The key thing to do is to attempt yoga postures which are structured in a well-formulated sequence where each posture involves a long hold.
In essence, yoga seems to 'train' the prefrontal cortex, or our 'rational' mind. Greater rationality and restrained emotional reactivity makes our perception of the world around us more accurate. This is the premise behind the origin of the practice of yoga. Many scholars argue that Hinduism is not a religion but a philosophy as made clear by the philosphical content of the texts associated with Hinduism. In fact, Hinduism does not involve one single school of philosophical thought, but a great many, both atheist and theist (this is where scholars point out that a 'religion' that includes atheist components should perhaps not be called a 'religion'). The Sankhya school of philosophy within Hinduism is one example. This developed gradually over a long period of time but became established as a distinct pathway of ideas at around the 5th century BC. The Sankhya school of philosophy is based, like the ideas of Descartes, on the philosophical concept of dualism but it is different from the classical idea of western dualism in that it makes a distinction between consiousness and matter. The Sankhya philosphophical school proposes that we gather knowledge through three steps: pratyaksha (perception), anumana (inference) and sabda (testimony of reliable sources).

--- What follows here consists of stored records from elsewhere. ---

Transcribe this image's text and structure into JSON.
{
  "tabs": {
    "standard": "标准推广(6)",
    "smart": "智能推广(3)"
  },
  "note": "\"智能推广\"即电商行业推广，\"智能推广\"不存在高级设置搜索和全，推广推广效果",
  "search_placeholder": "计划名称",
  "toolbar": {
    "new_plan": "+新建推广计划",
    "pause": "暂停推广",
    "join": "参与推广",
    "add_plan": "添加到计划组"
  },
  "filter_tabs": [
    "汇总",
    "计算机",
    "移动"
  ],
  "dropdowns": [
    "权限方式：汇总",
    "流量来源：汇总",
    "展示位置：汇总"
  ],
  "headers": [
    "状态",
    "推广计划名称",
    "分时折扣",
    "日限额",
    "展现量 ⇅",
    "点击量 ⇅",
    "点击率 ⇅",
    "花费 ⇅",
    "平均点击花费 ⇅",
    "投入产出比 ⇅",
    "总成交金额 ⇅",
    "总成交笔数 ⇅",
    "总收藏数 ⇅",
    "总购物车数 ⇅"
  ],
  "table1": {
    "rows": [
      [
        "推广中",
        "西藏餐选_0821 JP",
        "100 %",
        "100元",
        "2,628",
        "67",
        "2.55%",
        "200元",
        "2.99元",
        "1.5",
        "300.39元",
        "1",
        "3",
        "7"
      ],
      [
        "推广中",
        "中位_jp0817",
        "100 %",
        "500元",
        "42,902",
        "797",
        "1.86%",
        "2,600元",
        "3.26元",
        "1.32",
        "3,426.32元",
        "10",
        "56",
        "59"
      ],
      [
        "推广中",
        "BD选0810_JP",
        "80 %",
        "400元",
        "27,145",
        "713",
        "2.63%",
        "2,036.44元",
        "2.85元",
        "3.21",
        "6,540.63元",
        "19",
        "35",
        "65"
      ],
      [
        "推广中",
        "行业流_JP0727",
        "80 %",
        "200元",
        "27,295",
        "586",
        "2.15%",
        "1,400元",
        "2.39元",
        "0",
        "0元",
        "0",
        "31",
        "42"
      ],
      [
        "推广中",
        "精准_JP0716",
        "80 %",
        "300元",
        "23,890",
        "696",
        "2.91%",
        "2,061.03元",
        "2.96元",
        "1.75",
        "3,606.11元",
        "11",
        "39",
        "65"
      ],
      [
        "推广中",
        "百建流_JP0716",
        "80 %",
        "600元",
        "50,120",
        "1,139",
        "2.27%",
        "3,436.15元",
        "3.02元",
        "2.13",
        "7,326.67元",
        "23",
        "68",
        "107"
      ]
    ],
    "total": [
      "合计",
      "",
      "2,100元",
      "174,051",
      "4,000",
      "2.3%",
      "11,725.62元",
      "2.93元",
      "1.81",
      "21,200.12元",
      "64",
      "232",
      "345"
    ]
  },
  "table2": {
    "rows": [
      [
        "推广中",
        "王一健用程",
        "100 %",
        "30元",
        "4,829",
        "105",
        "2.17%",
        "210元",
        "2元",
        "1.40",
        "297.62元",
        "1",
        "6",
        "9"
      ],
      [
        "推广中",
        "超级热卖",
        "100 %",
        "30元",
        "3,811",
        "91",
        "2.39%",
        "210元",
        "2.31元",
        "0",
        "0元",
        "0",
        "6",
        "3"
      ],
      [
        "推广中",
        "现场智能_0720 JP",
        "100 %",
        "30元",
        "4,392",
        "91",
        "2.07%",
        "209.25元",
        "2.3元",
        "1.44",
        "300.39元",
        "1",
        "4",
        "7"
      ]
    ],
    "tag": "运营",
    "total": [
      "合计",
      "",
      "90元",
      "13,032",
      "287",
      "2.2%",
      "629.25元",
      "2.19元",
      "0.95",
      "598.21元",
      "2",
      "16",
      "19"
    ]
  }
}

What this translates to is beautifully exemplified in the title of the great work by the German philosopher Arthur Schopenhauer, 'The world as Will and Representation' or George Berkeley's words, "Esse est Percipi" (to exist is to be perceived). In essence, our perception of the world seems to be all that we have to go by. Our prefrontal cortex is the source of our rational mind. If we keep our prefrontal cortex finely tuned and prevent our emotional prejudices and fears from 'clouding' our minds, we are more likely to gather more accurate information of the world around us. A healthy prefrontal cortex will help solve problems in mathematics and logic which brings yoga back to the heart of Hindu philosophy which is strongly based on acquiring knowledge, in particular, learning the 'truth' about the universe through the use of logic and inference.